2:26 ですから、もし割礼を受けていない人が律法の規定を守るなら、その人の無割礼は割礼と見なされるのではないでしょうか。

2:27 からだは無割礼でも律法を守る人が、律法の文字と割礼がありながらも律法に違反するあなたを、さばくことになります。

 割礼は、神の御心にかなう歩みをすることの表明であり、しるしが大事なのではなく、しるしによって表される本質を守ることが大事なのです。具体的には、律法を守ることが大事なのであって、割礼は、それを守ることの表明であり、しるしなのです。
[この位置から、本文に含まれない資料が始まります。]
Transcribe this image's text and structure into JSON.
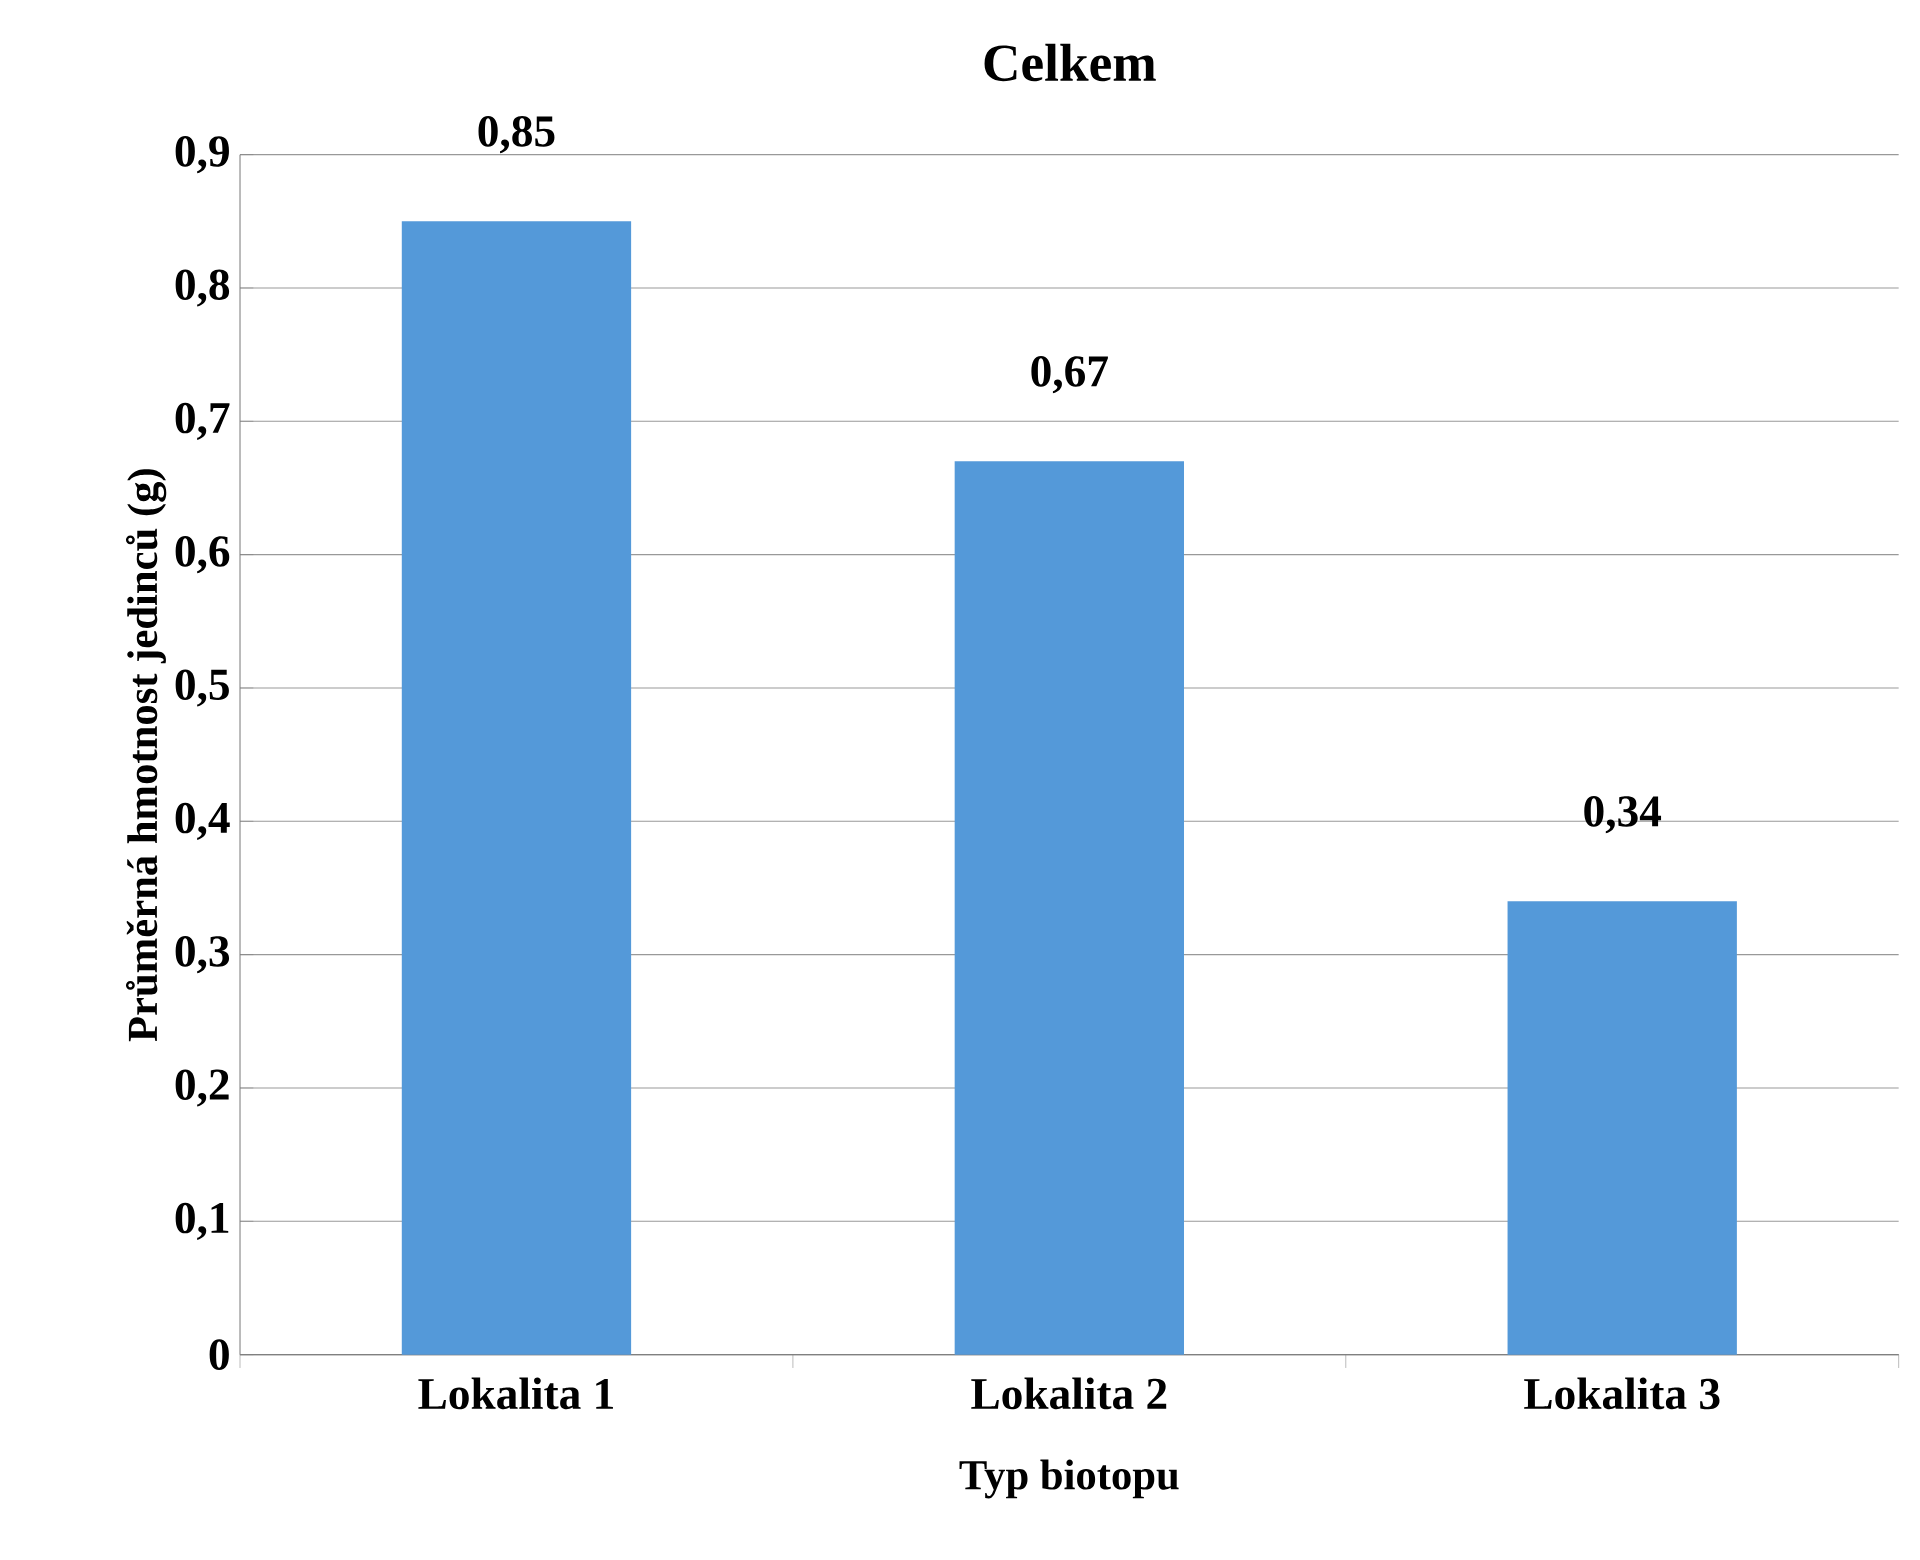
{
  "chart_data": {
    "type": "bar",
    "title": "Celkem",
    "xlabel": "Typ biotopu",
    "ylabel": "Průměrná hmotnost jedinců (g)",
    "categories": [
      "Lokalita 1",
      "Lokalita 2",
      "Lokalita 3"
    ],
    "values": [
      0.85,
      0.67,
      0.34
    ],
    "value_labels": [
      "0,85",
      "0,67",
      "0,34"
    ],
    "color": "#5499d9",
    "ylim": [
      0,
      0.9
    ],
    "yticks": [
      {
        "value": 0,
        "label": "0"
      },
      {
        "value": 0.1,
        "label": "0,1"
      },
      {
        "value": 0.2,
        "label": "0,2"
      },
      {
        "value": 0.3,
        "label": "0,3"
      },
      {
        "value": 0.4,
        "label": "0,4"
      },
      {
        "value": 0.5,
        "label": "0,5"
      },
      {
        "value": 0.6,
        "label": "0,6"
      },
      {
        "value": 0.7,
        "label": "0,7"
      },
      {
        "value": 0.8,
        "label": "0,8"
      },
      {
        "value": 0.9,
        "label": "0,9"
      }
    ],
    "grid": "y"
  }
}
しるしがあっても守らないなら意味はないし、しるしがなくても守るなら価値があります。

 そして、割礼がなく律法を守るものは、割礼を受けている者を裁くことになります。

2:28 外見上のユダヤ人がユダヤ人ではなく、また、外見上のからだの割礼が割礼ではないからです。

2:29 かえって人目に隠れたユダヤ人がユダヤ人であり、文字ではなく、御霊による心の割礼こそ割礼だからです。その人への称賛は人からではなく、神から来ます。

 そして、割礼を受けていることが神の前に価値あるのではなく、割礼の意味している心の割礼こそ価値あるのです。割礼は肉を切り捨てることを表しています。肉に従って歩むのではなく、御霊によって自分に死に、御霊によって生きることこそ価値あることなのです。それは、イエス・キリストを信じて罪赦された者がなす新しい歩みです。心の割礼を受けていることは、神からの誉れを受けることです。